2X2 + 5X – 3 = 0
Gosh! That’s an algebraic equation. I dislike math; I dislike numbers and I’m not good at solving arrhythmic equations, especially when the teacher is not that willing to assist a visually impaired student like me.
What the teachers usually do was to point on the board and say, “Transpose this number to here and put it right there.”
How would a blind ever understand an Algebra lesson in that method of teaching?
But wait, I will not talk about how bad I was in math or how the other teachers executed mathematical lessons then. Let me share a story about a particular teacher who made a great impact in my life, whom I met in my second year high school, in June of 2006.
Introducing Ms. Jean, a teacher who is described to be a petite lady with a fair skin and a kind face. She has a gentle but modulated voice that sounded so friendly to me.
Do you have an idea what subject she taught? I guess you already got it. Yes, it was math, the subject I hated the most.
Though math is not the type of subject that I really enjoyed that time, I still found it interesting because of the way of Ms. Jean’s execution of the lessons. She’s not the this and that type of teacher. She was so descriptive and specific when explaining equations to the class. In that way, I was never out of place and it seemed like I’m not a visually impaired at all.
I can still vividly remember how we went on with our daily class routine. We started with a prayer then Ms. Jean would share a positive quote or a verse from the bible and let us reflect on it for a while.
She has been an encouraging teacher to everybody. She has always wanted her students to participate in all class activities and get high grades. She was not stock to the traditional math class type where in the teacher would just explain the lesson, give exercises and then dismiss the class.
Ms. Jean let the students to excel in their own strengths. She let us compose a math jingle, play games and collect ribbons. The ribbons would be given to us everytime we participate in the class discussion, get high scores and win from a group game. Those ribbons were collected and later on, would be compiled on a portfolio to be submitted every after grading period along with the quiz papers, answer sheets with scores, assignments and the written quotes and verses shared by Ms. Jean.
She’s eager to conduct review and remedial class whenever she found out that we could not understand a certain topic. She really wanted every student to pass and even outstand in her subject without pressure.
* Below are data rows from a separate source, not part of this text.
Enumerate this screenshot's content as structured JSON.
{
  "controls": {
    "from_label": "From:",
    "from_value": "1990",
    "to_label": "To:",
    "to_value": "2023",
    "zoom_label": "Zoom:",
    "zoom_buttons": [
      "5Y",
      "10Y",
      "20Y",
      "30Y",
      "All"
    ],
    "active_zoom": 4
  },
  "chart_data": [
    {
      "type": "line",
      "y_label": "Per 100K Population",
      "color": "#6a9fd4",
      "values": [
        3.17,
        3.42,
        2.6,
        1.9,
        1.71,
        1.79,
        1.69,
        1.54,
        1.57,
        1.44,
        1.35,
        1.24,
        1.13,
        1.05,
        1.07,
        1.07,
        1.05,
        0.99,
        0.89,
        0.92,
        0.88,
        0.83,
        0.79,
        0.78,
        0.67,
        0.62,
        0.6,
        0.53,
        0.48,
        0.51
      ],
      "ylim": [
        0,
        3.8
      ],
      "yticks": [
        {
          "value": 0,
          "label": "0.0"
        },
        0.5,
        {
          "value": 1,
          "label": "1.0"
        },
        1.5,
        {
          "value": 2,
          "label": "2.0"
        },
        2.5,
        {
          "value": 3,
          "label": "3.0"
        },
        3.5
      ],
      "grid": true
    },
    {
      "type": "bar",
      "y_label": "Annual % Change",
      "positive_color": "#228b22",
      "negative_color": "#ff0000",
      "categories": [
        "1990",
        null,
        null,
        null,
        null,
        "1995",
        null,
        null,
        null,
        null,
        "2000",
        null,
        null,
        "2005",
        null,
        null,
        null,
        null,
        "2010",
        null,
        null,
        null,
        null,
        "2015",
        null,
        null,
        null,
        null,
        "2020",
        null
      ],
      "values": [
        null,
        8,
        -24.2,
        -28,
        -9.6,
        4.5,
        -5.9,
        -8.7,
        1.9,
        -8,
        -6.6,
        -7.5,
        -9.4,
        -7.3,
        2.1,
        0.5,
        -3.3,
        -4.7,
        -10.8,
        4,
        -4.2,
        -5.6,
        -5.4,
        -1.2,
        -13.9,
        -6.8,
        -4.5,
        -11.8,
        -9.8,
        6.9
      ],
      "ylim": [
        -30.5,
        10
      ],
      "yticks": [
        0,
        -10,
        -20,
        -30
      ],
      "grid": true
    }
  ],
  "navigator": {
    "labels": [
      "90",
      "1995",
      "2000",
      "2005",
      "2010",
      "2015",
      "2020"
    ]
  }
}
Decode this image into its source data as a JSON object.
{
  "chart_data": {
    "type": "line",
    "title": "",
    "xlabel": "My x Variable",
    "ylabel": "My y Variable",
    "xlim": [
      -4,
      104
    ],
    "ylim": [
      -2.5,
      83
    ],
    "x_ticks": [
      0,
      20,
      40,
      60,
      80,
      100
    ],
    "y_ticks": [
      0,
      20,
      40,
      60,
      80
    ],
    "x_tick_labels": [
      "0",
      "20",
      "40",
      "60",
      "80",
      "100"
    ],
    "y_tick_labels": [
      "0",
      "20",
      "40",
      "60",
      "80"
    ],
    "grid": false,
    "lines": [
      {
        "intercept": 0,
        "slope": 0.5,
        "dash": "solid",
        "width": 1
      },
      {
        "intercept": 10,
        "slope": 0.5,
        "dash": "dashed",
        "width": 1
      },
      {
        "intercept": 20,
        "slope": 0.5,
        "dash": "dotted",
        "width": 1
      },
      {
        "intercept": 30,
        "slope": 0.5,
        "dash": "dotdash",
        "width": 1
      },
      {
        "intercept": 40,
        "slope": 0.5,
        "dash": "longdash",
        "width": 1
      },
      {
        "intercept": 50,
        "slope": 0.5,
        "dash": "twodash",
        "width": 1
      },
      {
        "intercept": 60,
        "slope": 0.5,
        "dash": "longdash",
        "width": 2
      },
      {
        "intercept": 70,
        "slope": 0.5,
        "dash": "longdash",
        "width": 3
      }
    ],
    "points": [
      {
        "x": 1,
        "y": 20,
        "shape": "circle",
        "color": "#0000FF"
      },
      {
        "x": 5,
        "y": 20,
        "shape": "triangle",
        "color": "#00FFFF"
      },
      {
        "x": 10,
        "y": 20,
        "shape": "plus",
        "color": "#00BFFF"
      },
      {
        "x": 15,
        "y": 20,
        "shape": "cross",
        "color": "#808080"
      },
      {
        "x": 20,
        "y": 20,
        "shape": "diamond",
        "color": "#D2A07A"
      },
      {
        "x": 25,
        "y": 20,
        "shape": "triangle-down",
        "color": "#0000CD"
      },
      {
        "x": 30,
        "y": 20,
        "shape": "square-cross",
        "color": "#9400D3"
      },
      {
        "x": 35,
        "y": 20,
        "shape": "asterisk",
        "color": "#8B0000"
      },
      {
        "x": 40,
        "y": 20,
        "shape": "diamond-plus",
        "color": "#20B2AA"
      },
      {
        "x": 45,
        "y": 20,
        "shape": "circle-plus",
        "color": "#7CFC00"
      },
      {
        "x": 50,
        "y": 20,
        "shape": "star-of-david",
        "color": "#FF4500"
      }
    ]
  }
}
She made sure that no-one, including me, was not left behind to her subject. When she was not busy with her paper works, she would sit next to me and assist me in doing the exercises. There were also times that she used her finger to draw the mathematical equation on the palm of my hand just to demonstrate how the numbers were transposed, substituted and solved.
If it happened that she was not available, she would assign one of my classmates to sit beside me and help me cope with the lessons. To be fair with everyone, Ms. Jean arranged the student assignment as my tutor alphabetically, just in case she wouldn’t be around to teach me.
Everyday, my classmates took turns in tutoring me. Some cooperated willingly, some did not, some were doubtful, and some were just doing it because it’s needed.
Ms. Jean taught us a lot of great things. She did not only teach us how to find the value of X, solve mathematical problems and answer algebraic equations, but she had also shown us that nothing is impossible if you would just trust God and believe in your abilities.
In 10 months of being Ms. Jean’s student, I have learned to multiply perseverance, divide love, add enthusiasm, subtract worries and find the value of life.